Let $f: S^{2} \to S^{2}$ be a mapping given by the rational function $$\frac{a_{0} + a_{1} z + \cdots + a_{n} z^{n}}{b_{0} + b_{1} z + \cdots + b_{m} z^{m}}$$ where the numerator and denominator have no common roots and $a_{n} b_{m} \neq 0$. What is the degree of $f$? Take the definition of degree given in class.
The definition of degree, as given in class, is as follows:
Definition: Let $w$ be a regular value of the mapping $f$. Then define $$ \text{ind}_{w}(f) = \sum_{z \in f^{-1}(w)} n(z)$$ where $n(z) = 1$ if $\mathrm{d}f$ preserves orientation at $z$, and $n(z) = -1$ otherwise. $\text{ind}_{w}(f)$ is independent of $w$, and it is the degree of $f$.
I know that $\mathrm{d}f$ preserves orientation if the determinant of the matrix $\frac{\partial (u,v)}{\partial (x,y)}$ is positive, where $f = u + iv$. However, I am having trouble separating the rational mapping into its real and imaginary parts.

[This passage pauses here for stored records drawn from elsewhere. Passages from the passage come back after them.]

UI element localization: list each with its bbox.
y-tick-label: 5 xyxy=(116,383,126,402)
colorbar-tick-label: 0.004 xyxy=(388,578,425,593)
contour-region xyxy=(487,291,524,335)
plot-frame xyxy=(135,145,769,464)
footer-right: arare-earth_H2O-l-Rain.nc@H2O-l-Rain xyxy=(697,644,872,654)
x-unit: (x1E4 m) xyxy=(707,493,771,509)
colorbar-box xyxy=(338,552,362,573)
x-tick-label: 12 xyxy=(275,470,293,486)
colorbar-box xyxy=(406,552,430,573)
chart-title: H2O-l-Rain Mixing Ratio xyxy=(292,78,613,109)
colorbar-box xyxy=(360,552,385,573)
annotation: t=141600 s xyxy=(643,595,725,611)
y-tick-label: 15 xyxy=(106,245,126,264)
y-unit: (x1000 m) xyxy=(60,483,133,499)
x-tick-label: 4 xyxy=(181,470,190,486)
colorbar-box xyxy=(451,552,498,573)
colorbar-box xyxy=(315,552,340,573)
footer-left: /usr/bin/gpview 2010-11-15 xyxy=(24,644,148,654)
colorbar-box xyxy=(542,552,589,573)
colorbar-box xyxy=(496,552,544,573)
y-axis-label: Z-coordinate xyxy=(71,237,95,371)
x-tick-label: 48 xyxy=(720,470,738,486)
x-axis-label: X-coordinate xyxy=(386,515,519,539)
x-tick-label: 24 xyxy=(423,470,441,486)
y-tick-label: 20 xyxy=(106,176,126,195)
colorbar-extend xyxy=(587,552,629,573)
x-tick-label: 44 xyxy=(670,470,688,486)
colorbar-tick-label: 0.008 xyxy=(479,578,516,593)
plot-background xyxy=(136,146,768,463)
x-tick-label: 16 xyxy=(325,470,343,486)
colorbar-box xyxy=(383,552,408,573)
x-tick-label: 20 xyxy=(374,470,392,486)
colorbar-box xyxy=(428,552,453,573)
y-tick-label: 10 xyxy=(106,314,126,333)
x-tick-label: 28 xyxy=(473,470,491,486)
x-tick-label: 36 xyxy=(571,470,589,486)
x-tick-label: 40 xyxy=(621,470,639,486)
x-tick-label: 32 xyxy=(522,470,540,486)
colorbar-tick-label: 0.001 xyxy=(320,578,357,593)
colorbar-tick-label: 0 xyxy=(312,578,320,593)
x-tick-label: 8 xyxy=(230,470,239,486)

Is there another way to check whether or not $\mathrm{d}f$ preserves orientation?
Any help/advice with this question is much appreciated.
There is no need to do so.
At all points $z_0$ where the denominator is not zero, $f$ is complex differentiable and therefore satisfies the Cauchy-Riemann equations: $$ \det \frac{\partial (u,v)}{\partial (x,y)}(z_0) = \begin{vmatrix} u_x(z_0) & u_y(z_0) \\ v_x(z_0) & v_y(z_0) \end{vmatrix} = \begin{vmatrix} u_x(z_0) & -v_x(z_0) \\ v_x(z_0) & u_x(z_0) \end{vmatrix} = u_x^2(z_0) + v_x^2(z_0) = |f'(z_0)|^2 $$ which means that $\mathrm{d}f$ is orientation preserving at all points where the derivative does not vanish.
Since $f'$ has only finitely many zeros, one can choose $w$ such that $f$ takes the value $w$ only with multiplicity one, i.e. $f'(z) \ne 0$ for all $z \in f^{-1}(w)$.
Then $\text{ind}_{w}(f)$ is just the number of solutions of $f(z) = w$, which can be determined as a function of the degrees of numerator and denominator.